Para contornar a falta de capacidade do IHRU em agilizar os processos, o Governo propôs termos de responsabilidade e aceitação pelos municípios, medida para permitir às câmaras avançarem na construção ou reabilitação das casas destinadas às famílias mais vulneráveis. Apesar de alguma controvérsia, a ANMP acabou por aceitar a proposta do Executivo da AD. Como afirma Luísa Salgueiro, a ANMP considerou o Termo de Responsabilidade e Aceitação “aceitável, pois o que está em causa é o cumprimento das metas do PRR”. No entanto, diz, a associação de municípios lamenta que o IHRU não tenha tido capacidade para resolver esta matéria e sublinha “que compete a cada um dos autarcas analisar se está em condições de garantir que a sua candidatura cumpre as condições estabelecidas no referido termo”.
Luísa Salgueiro frisa que esta aceitação “é mais um contributo que os autarcas estão a dar para ultrapassar os constrangimentos numa área fundamental para as populações como é a habitação”.
Segundo o último relatório de monitorização semanal do PRR (de dia 20 deste mês), a dotação de 3229 milhões de euros da Componente 2 - Habitação está totalmente aprovada, mas ainda só foram pagos 684 milhões de euros. A ANMP desconhece qual o número de casas construídas ou reabilitadas ao abrigo deste programa. Recorde-se que as candidaturas a financiamento abriram no final de 2021. Luísa Salgueiro, também presidente da Câmara de Matosinhos, diz que a ANMP “não tem elementos, nem competência para fazer esse ponto da situação”.
A plataforma O Contador, focada na habitação, dá nota de uma verba contratualizada até ao momento de 1614 milhões de euros, para um total de 19 444 fogos. De acordo com a mesma fonte, Lisboa é o concelho que lidera a contratualização de financiamento, com 213,5 milhões para 1722 habitações, segue-se Oeiras (149,6 milhões, para 2010 fogos), Setúbal (132,2 milhões, 1511 unidades), Matosinhos (89,5 milhões, 1065 casas) e a fechar a lista dos cinco municípios com maior verba contratualizada está a Maia (63 milhões, para 472 habitações).

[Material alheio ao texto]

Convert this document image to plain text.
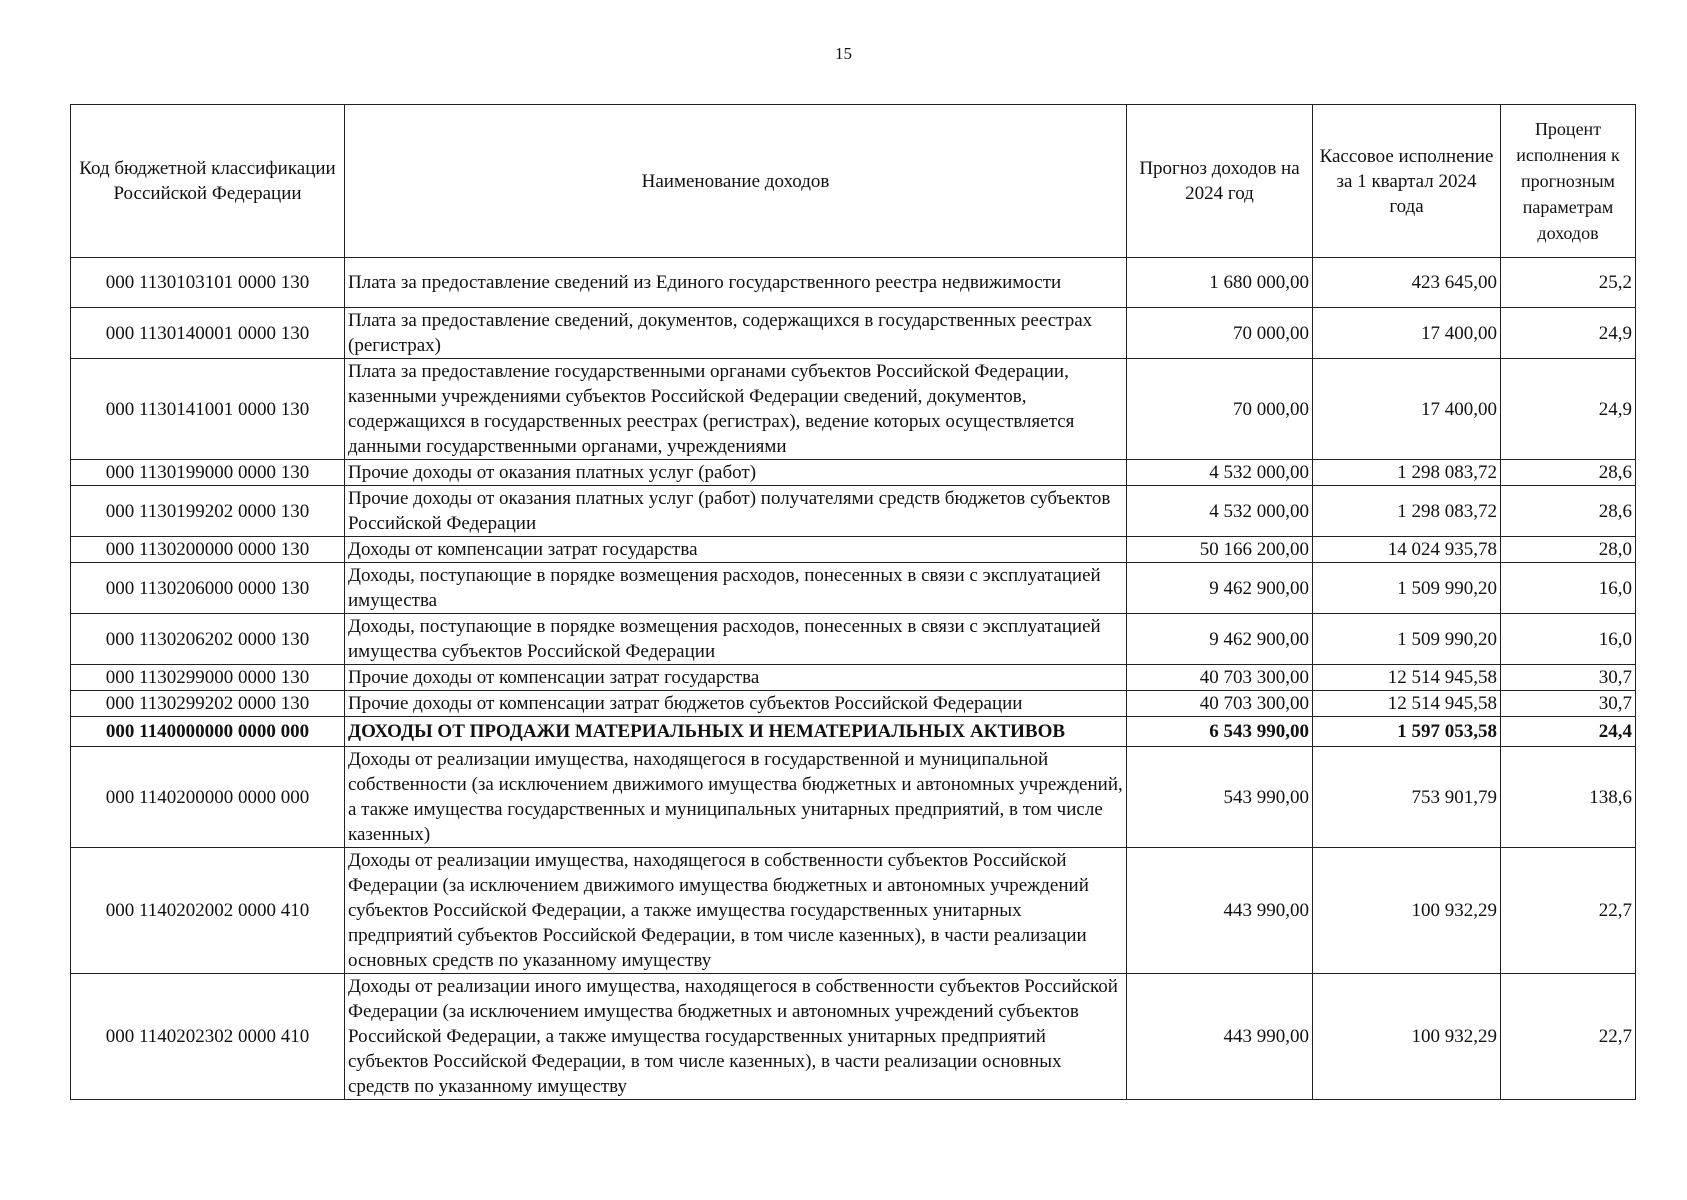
15
Код бюджетной классификации Российской Федерации	Наименование доходов	Прогноз доходов на 2024 год	Кассовое исполнение за 1 квартал 2024 года	Процент исполнения к прогнозным параметрам доходов
000 1130103101 0000 130	Плата за предоставление сведений из Единого государственного реестра недвижимости	1 680 000,00	423 645,00	25,2
000 1130140001 0000 130	Плата за предоставление сведений, документов, содержащихся в государственных реестрах (регистрах)	70 000,00	17 400,00	24,9
000 1130141001 0000 130	Плата за предоставление государственными органами субъектов Российской Федерации, казенными учреждениями субъектов Российской Федерации сведений, документов, содержащихся в государственных реестрах (регистрах), ведение которых осуществляется данными государственными органами, учреждениями	70 000,00	17 400,00	24,9
000 1130199000 0000 130	Прочие доходы от оказания платных услуг (работ)	4 532 000,00	1 298 083,72	28,6
000 1130199202 0000 130	Прочие доходы от оказания платных услуг (работ) получателями средств бюджетов субъектов Российской Федерации	4 532 000,00	1 298 083,72	28,6
000 1130200000 0000 130	Доходы от компенсации затрат государства	50 166 200,00	14 024 935,78	28,0
000 1130206000 0000 130	Доходы, поступающие в порядке возмещения расходов, понесенных в связи с эксплуатацией имущества	9 462 900,00	1 509 990,20	16,0
000 1130206202 0000 130	Доходы, поступающие в порядке возмещения расходов, понесенных в связи с эксплуатацией имущества субъектов Российской Федерации	9 462 900,00	1 509 990,20	16,0
000 1130299000 0000 130	Прочие доходы от компенсации затрат государства	40 703 300,00	12 514 945,58	30,7
000 1130299202 0000 130	Прочие доходы от компенсации затрат бюджетов субъектов Российской Федерации	40 703 300,00	12 514 945,58	30,7
000 1140000000 0000 000	ДОХОДЫ ОТ ПРОДАЖИ МАТЕРИАЛЬНЫХ И НЕМАТЕРИАЛЬНЫХ АКТИВОВ	6 543 990,00	1 597 053,58	24,4
000 1140200000 0000 000	Доходы от реализации имущества, находящегося в государственной и муниципальной собственности (за исключением движимого имущества бюджетных и автономных учреждений, а также имущества государственных и муниципальных унитарных предприятий, в том числе казенных)	543 990,00	753 901,79	138,6
000 1140202002 0000 410	Доходы от реализации имущества, находящегося в собственности субъектов Российской Федерации (за исключением движимого имущества бюджетных и автономных учреждений субъектов Российской Федерации, а также имущества государственных унитарных предприятий субъектов Российской Федерации, в том числе казенных), в части реализации основных средств по указанному имуществу	443 990,00	100 932,29	22,7
000 1140202302 0000 410	Доходы от реализации иного имущества, находящегося в собственности субъектов Российской Федерации (за исключением имущества бюджетных и автономных учреждений субъектов Российской Федерации, а также имущества государственных унитарных предприятий субъектов Российской Федерации, в том числе казенных), в части реализации основных средств по указанному имуществу	443 990,00	100 932,29	22,7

O levantamento das autarquias ao número de famílias a viver em condições pouco dignas em Portugal detetou uma realidade que ultrapassa, em muito, as 26 mil casas previstas no programa. Em setembro, o Governo anunciou que pretende mais do que duplicar a oferta pública de habitação prevista no PRR e estipulou a meta de construir mais 33 mil casas até 2030. Para isso, avançou com um reforço de 2011 milhões, para um investimento de 2800 milhões, a financiar pelo Orçamento do Estado. Na ocasião, o Executivo revelou que só foram entregues 1600 casas do âmbito do 1.º Direito e garantiu que 16 mil habitações estarão concluídas até ao verão de 2026.